Friday, August 24, 2012

A Little Self Examination

I believe it was Socrates who said that the unexamined life is not worth living. As is often the case with stuff Socrates said, this one rings true. We instinctively understand that the road to discovery and personal growth starts with an honest self-appraisal. Of course, too much of this sort of thing leads to narcissistic navel-gazing, so, moderation in all things, right? I say all of this because I have recently thought a lot about one of my odd personality traits. I know what some of you are thinking.."Which one? There are so many." Fair enough. Here it is...I hate being part of organizations. More specifically, I prefer at least the ideal of being an outsider, removed from the commitments and conspiracies that come with membership in associations. This trait manifests itself in countless ways in my life.
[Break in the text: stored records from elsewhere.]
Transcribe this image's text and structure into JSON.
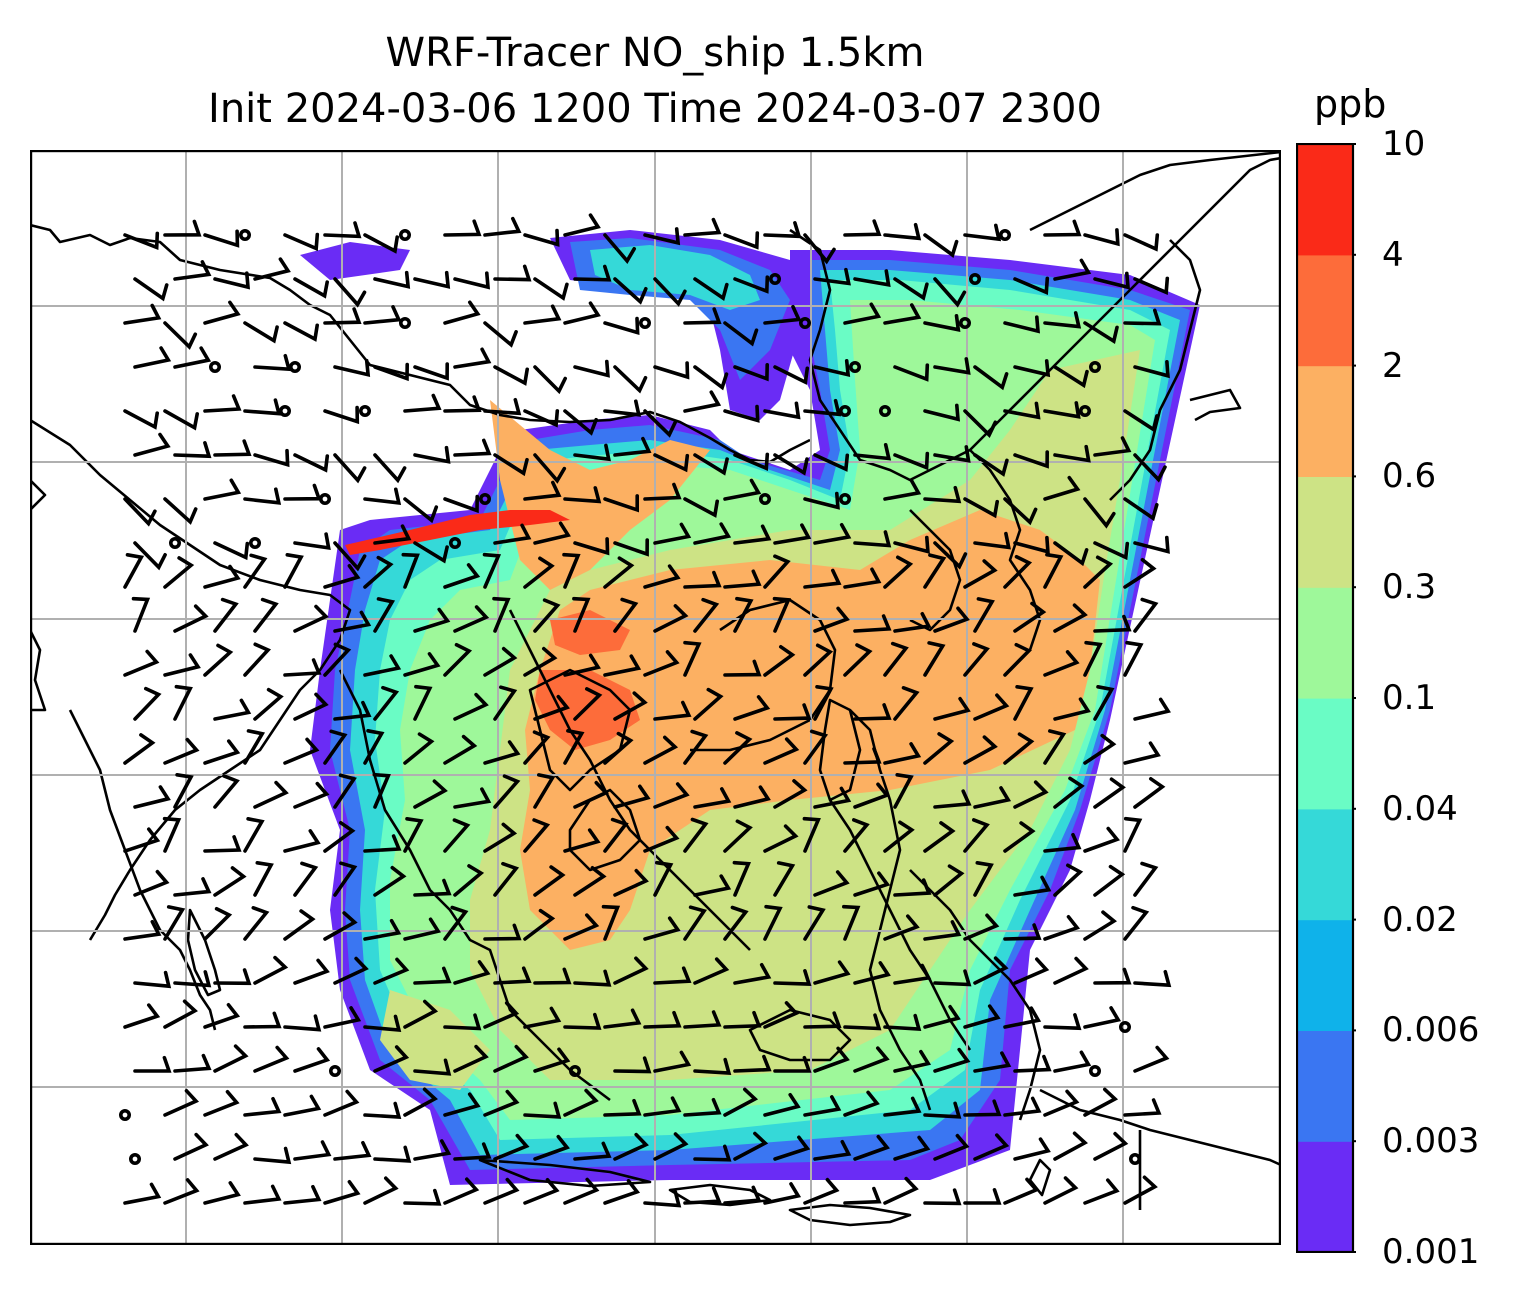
{
  "title_line1": "WRF-Tracer NO_ship 1.5km",
  "title_line2": "Init 2024-03-06 1200 Time 2024-03-07 2300",
  "colorbar": {
    "unit": "ppb",
    "levels": [
      "0.001",
      "0.003",
      "0.006",
      "0.02",
      "0.04",
      "0.1",
      "0.3",
      "0.6",
      "2",
      "4",
      "10"
    ],
    "colors": [
      "#6a2cf5",
      "#3a76f2",
      "#0fb2ea",
      "#35d9d8",
      "#6afcc5",
      "#9ef89a",
      "#cde385",
      "#fcb062",
      "#fd6c3a",
      "#fa2a18"
    ]
  },
  "map": {
    "field": "NO_ship",
    "gridlines": true,
    "wind_barbs": true,
    "colors": {
      "coast": "#000000",
      "grid": "#b0b0b0",
      "nodata": "#ffffff"
    }
  }
}
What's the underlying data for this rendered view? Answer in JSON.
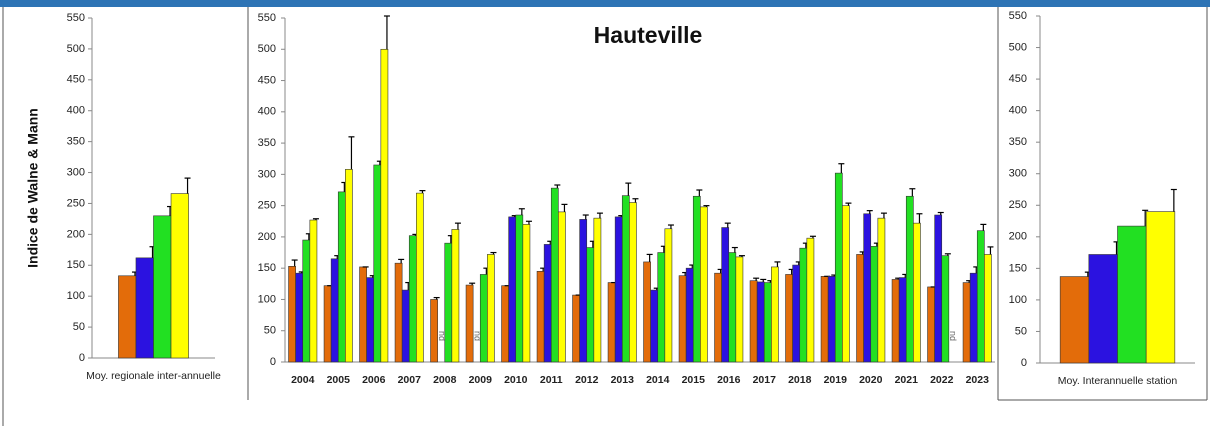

I have always been repulsed by large things, big things. I despise big government, big business, large labor unions. I am intrinsically suspicious of political parties with their organizing committees, and caucuses. Although I love baseball, I can't stand Major League Baseball, the organization, and it's commissioner. Closer to home, I never want anything to do with the local or national branches of the outfit that lobbies Washington on behalf of my profession. Even within the Broker-Dealer that I clear through, don't even ask me to serve on some advisory board, to be part of some inside circle of influence...it gives me the creeps just thinking about it. On a spiritual level, although I am a devoted believer and admirer of Jesus Christ, I remain a reluctant church member. Although I have been a member of Grove Avenue for over 25 years and have benefited from that association, it is a shaky thing, at best. The worst church experience of my life were the two years that I served as chairman of the finance committee. Never, in all of Christendom has there been a more ill-conceived match than me and that committee. I escaped with my faith hanging by a thread.

I clearly understand the benefits that can come from being part of a group. There is power in numbers after all. Being part of an organization of like-minded people trying to accomplish something together that can not be accomplished apart is what civilization is all about. So, why do I prefer hovering above things, why do I prefer the isolation of being on the outside, looking in? Why am I so devoted to Independence? This instinct is at the heart of why I ended up in the business I'm in. I have no boss, no board of directors, and no one telling me what to do. However, along with that freedom comes the unavoidable fact that I also have no one to blame for mistakes and failures. They are always mine alone.

Maybe it's a pride issue. Maybe I like Independence because I'm too prideful to accept criticism or discipline, too prideful to acknowledge my need for others. Whatever it is, all I know is, I have always been this way. What's different now and the reason I've been thinking more about it is that as I get older, I see more clearly the need of association. I understand the benefits of belonging to things. But how do you transform yourself from an eccentric loner type to a gregarious committee man? Maybe it's a process. I'm not quite ready though. Every time I get an invitation in the mail to join AARP, I grit my teeth, let out a little "grrrrrr" and take great delight in ripping the envelope to shreds. No...not ready yet.